Finance Ministry to rejig customs duty structure; 97 items to be put under review

The Central Board of Indirect Taxes and Customs (CBIC) has sought feedback from the public and other stakeholders regarding this matter

The Finance Ministry has announced that there might be a withdrawal of import duty concessions on approximately 97 items, under a reorganisation of the customs duty structure. On one hand, this decision might lead to a hike in prices, on the other hand, it might give impetus to entities to manufacture these goods domestically.

The Central Board of Indirect Taxes and Customs (CBIC) has sought feedback from the public and other stakeholders regarding this matter. The proposed list includes items ranging from upholstery fabrics and printed circuit boards to artwork, drugs and chemicals and has been released for public consultation until August 10.

CBIC announced that it has sought suggestions pertaining to the need for a review of the listed notification along with amendments in phrasing to ensure other factors like clarity, consolidation and extent of use etc. CBIC also said that it has invited the pertinent views of importers, exporters, people involved in the domestic industry and trade associations along with all stakeholders especially in international trade and the public on this subject.

Vocal for local

Sitharaman had announced during her Union Budget speech that the structure of customs duty will be reorganised this year.

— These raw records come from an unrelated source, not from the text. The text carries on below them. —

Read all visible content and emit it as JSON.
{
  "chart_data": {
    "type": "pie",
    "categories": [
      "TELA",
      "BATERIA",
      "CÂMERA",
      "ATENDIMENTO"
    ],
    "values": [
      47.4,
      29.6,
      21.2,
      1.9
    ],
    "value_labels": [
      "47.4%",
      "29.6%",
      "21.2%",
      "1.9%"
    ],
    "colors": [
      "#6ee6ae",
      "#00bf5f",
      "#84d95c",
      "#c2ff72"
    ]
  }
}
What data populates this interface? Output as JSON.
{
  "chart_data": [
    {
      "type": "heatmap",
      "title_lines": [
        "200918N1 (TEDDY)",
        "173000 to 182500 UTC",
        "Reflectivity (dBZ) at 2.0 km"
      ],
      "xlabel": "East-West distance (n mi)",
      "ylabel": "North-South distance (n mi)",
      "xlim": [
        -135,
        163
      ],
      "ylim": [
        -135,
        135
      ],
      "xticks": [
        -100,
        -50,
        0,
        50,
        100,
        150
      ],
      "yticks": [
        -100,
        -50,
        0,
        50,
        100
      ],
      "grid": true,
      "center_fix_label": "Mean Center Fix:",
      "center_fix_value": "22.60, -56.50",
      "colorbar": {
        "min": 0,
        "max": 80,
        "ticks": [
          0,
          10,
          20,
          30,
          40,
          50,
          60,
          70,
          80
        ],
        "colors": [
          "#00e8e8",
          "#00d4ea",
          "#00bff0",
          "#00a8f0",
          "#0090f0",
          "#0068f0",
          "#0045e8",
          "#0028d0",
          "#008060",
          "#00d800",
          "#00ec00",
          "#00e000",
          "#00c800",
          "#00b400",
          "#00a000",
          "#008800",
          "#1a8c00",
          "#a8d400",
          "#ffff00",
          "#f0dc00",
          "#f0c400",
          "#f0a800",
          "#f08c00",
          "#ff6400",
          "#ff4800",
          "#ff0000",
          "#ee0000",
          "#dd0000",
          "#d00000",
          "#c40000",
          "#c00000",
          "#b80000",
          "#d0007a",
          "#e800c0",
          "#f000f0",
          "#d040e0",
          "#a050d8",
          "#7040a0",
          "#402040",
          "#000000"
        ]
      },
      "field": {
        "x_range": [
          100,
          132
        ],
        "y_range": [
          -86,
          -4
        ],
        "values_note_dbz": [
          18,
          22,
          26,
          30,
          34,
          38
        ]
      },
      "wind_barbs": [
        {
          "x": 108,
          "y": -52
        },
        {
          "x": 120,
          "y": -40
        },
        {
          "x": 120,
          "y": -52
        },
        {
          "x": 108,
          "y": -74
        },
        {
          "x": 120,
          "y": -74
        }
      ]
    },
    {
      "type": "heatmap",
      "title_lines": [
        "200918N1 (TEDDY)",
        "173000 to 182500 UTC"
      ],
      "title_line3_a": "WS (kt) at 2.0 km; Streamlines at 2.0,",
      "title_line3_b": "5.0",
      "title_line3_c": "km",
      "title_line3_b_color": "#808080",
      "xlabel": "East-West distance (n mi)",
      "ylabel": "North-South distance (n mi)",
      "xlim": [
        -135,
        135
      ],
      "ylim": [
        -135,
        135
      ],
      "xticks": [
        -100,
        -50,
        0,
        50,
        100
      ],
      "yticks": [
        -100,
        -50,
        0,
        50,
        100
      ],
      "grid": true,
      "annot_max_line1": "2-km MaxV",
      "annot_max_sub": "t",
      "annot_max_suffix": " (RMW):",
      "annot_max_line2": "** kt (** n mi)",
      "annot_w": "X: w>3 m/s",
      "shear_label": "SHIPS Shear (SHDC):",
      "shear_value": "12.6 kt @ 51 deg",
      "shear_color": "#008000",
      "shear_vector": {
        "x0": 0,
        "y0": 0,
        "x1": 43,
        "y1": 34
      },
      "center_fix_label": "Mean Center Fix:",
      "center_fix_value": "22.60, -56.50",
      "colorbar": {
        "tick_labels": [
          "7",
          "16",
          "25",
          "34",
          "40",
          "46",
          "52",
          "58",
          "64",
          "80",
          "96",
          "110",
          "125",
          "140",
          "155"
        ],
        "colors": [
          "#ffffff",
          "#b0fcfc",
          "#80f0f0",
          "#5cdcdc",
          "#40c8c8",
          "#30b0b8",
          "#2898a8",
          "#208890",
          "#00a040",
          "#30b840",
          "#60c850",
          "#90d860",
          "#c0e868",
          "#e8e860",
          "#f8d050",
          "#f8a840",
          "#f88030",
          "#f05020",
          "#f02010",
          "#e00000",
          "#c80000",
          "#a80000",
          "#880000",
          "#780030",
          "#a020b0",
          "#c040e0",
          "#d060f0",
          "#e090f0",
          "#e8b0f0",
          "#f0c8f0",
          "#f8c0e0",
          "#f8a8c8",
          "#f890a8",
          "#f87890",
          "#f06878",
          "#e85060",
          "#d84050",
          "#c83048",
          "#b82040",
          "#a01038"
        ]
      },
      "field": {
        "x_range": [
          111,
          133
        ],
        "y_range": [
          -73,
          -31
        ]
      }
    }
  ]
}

According to the FM, this move is aimed at boosting production of goods at the local level coupled with improved access to raw materials and subsequently decreasing dependence on imports. It is also expected to add to the incentives given for local production in sectors like automobiles, auto parts, electronic, technology and telecom products.  Incentives to new factories with added higher tariffs on imported goods will benefit local makers and give them an edge over cheap imports. She had also said that 400 old exemptions would be reviewed this year and a revised customs duty structure would be put in place effective from October 1, 2021, following extensive consultations.

The Union Budget for FY22 had earlier hiked import duty on cotton, plastic, leather, gem and jewellery and many electronic items. It had slashed the rates which were imposed on certain raw materials like naphtha to bring down the cost of production.